I appreciate the perspective, zebra2. And truth be told, I totally relate about the joy of driving in ideal (or simply not horrible) conditions. I like g forces, going fast, and combining those sensations with good music, and the sights, sounds, smells, etc., of the world I'm passing through. Celebrating that set of experiences is a totally worthy endeavor. Having a fun car really helps, as does living somewhere gridlock doesn't make a mockery of one's fine engine. (If we could watch the commercials of professional drivers on private tracks in the Alps or wherever while sitting in traffic, then the closed loop of self-parody would truly be complete). I just wish it weren't increasingly (though surely not in all places) the only form of personal transit deemed acceptable, respectable, and therefore, protected and effectively sponsored by our society. We have zero public transit where I live, too, so the automobile pretty much has a monopoly on getting from point A to point B. Even walking (which I love, but many seem to sneer or gawk at as if it were a disgustingly plebeian undertaking) can't get me past the edge of town safely. We might have developed our infrastructure to permit and encourage multiple forms of transportation -- the really fun, fast, mechanized, motorized ones, and the slower, user-powered, and inexpensive ones (travelling styles that actually improve health more than they threaten it). For the most part, we didn't, though. Maybe Fordism really is the better name for our type of economy, as Gramsci apparently put it. Either way, the route back to diverse, egalitarian transit seems now about as laborious as it is unpopular.

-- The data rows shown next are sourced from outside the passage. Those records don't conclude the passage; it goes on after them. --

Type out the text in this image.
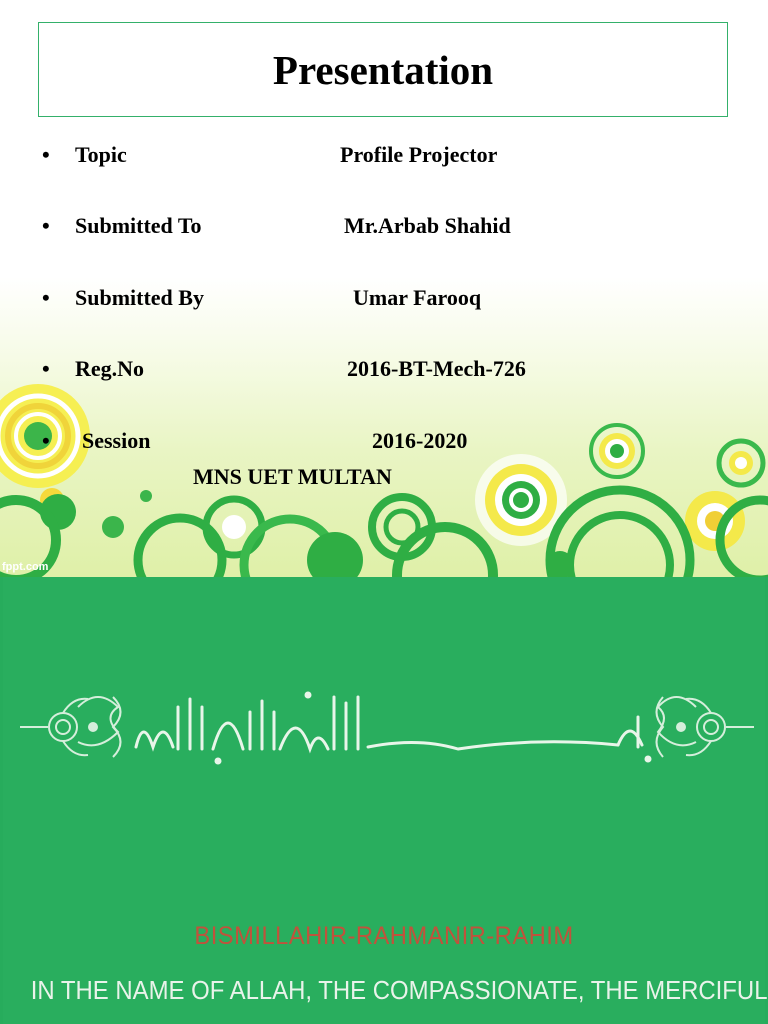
Presentation
• Topic	Profile Projector
• Submitted To	Mr.Arbab Shahid
• Submitted By	Umar Farooq
• Reg.No	2016-BT-Mech-726
• Session	2016-2020
MNS UET MULTAN
fppt.com
BISMILLAHIR-RAHMANIR-RAHIM
IN THE NAME OF ALLAH, THE COMPASSIONATE, THE MERCIFUL
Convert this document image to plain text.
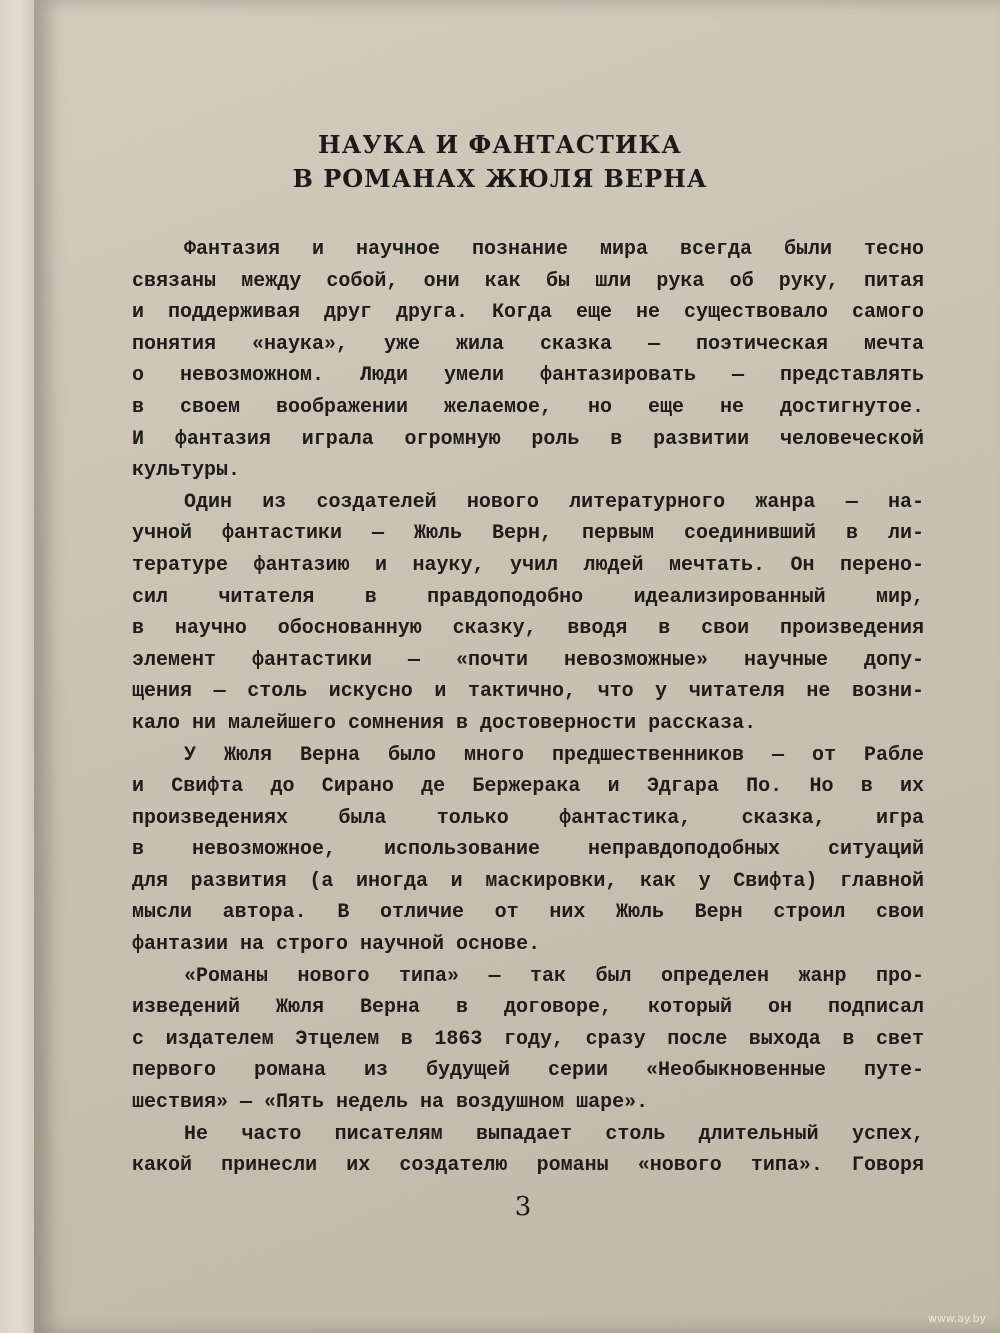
НАУКА И ФАНТАСТИКА
В РОМАНАХ ЖЮЛЯ ВЕРНА
Фантазия и научное познание мира всегда были тесно
связаны между собой, они как бы шли рука об руку, питая
и поддерживая друг друга. Когда еще не существовало самого
понятия «наука», уже жила сказка — поэтическая мечта
о невозможном. Люди умели фантазировать — представлять
в своем воображении желаемое, но еще не достигнутое.
И фантазия играла огромную роль в развитии человеческой
культуры.
Один из создателей нового литературного жанра — на-
учной фантастики — Жюль Верн, первым соединивший в ли-
тературе фантазию и науку, учил людей мечтать. Он перено-
сил читателя в правдоподобно идеализированный мир,
в научно обоснованную сказку, вводя в свои произведения
элемент фантастики — «почти невозможные» научные допу-
щения — столь искусно и тактично, что у читателя не возни-
кало ни малейшего сомнения в достоверности рассказа.
У Жюля Верна было много предшественников — от Рабле
и Свифта до Сирано де Бержерака и Эдгара По. Но в их
произведениях была только фантастика, сказка, игра
в невозможное, использование неправдоподобных ситуаций
для развития (а иногда и маскировки, как у Свифта) главной
мысли автора. В отличие от них Жюль Верн строил свои
фантазии на строго научной основе.
«Романы нового типа» — так был определен жанр про-
изведений Жюля Верна в договоре, который он подписал
с издателем Этцелем в 1863 году, сразу после выхода в свет
первого романа из будущей серии «Необыкновенные путе-
шествия» — «Пять недель на воздушном шаре».
Не часто писателям выпадает столь длительный успех,
какой принесли их создателю романы «нового типа». Говоря
3
www.ay.by
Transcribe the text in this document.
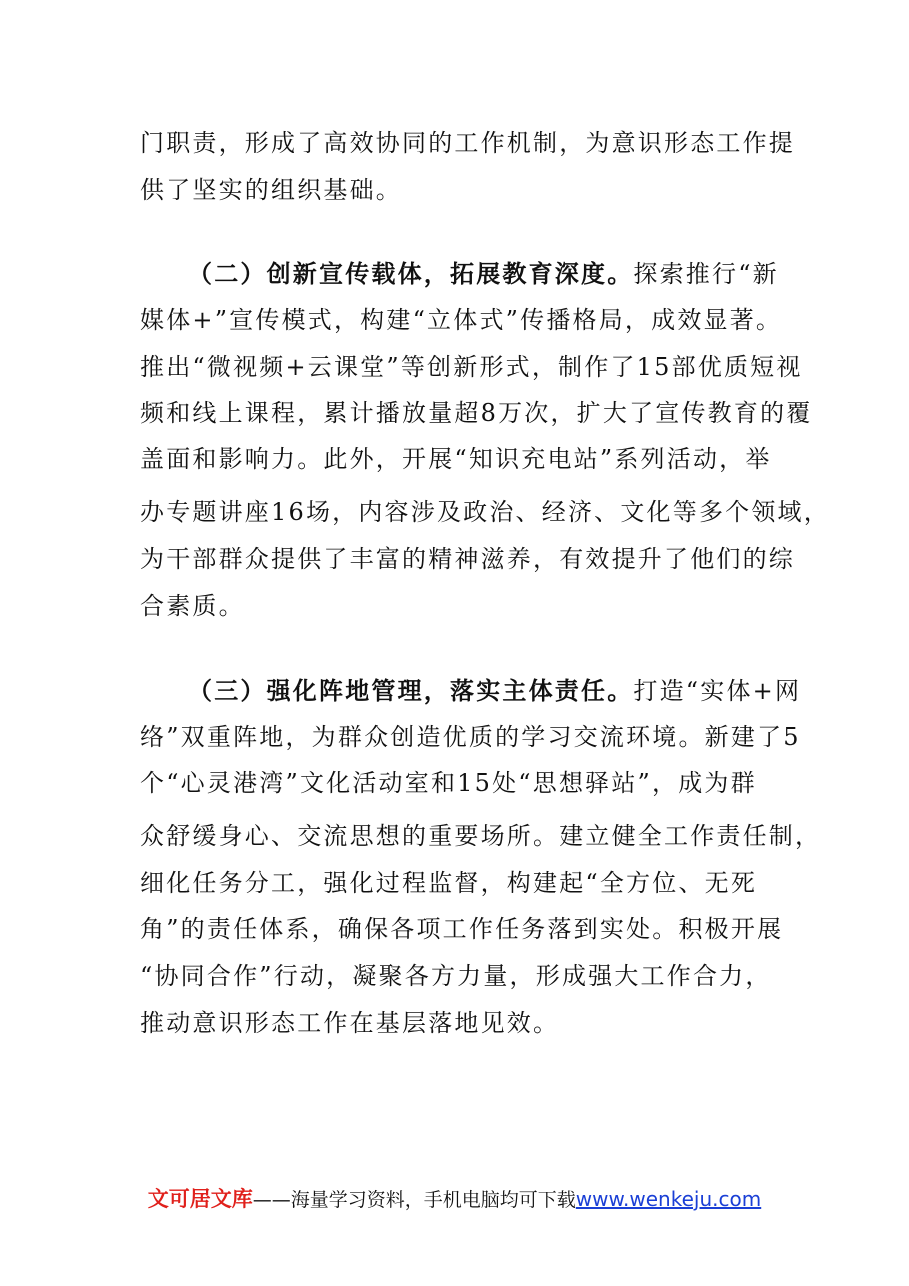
门职责，形成了高效协同的工作机制，为意识形态工作提
供了坚实的组织基础。
（二）创新宣传载体，拓展教育深度。探索推行“新
媒体+”宣传模式，构建“立体式”传播格局，成效显著。
推出“微视频+云课堂”等创新形式，制作了15部优质短视
频和线上课程，累计播放量超8万次，扩大了宣传教育的覆
盖面和影响力。此外，开展“知识充电站”系列活动，举
办专题讲座16场，内容涉及政治、经济、文化等多个领域，
为干部群众提供了丰富的精神滋养，有效提升了他们的综
合素质。
（三）强化阵地管理，落实主体责任。打造“实体+网
络”双重阵地，为群众创造优质的学习交流环境。新建了5
个“心灵港湾”文化活动室和15处“思想驿站”，成为群
众舒缓身心、交流思想的重要场所。建立健全工作责任制，
细化任务分工，强化过程监督，构建起“全方位、无死
角”的责任体系，确保各项工作任务落到实处。积极开展
“协同合作”行动，凝聚各方力量，形成强大工作合力，
推动意识形态工作在基层落地见效。
文可居文库——海量学习资料，手机电脑均可下载www.wenkeju.com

Yes, audiobooks/podcasts have been the saving grace of many a road trip for us! I really do enjoy the time machine effect. I also sometimes marvel that the best way to endure the experience (as a body forced to sit still, but taut, for long periods of time) is to escape the body into the mind. Highways are designed to facilitate this trick, but I think also made to curve just often enough to avoid totally mesmerizing every driver into catatonia. It's one of the senses where our desire for pleasure/utility play a game of chicken with our bodily wellness.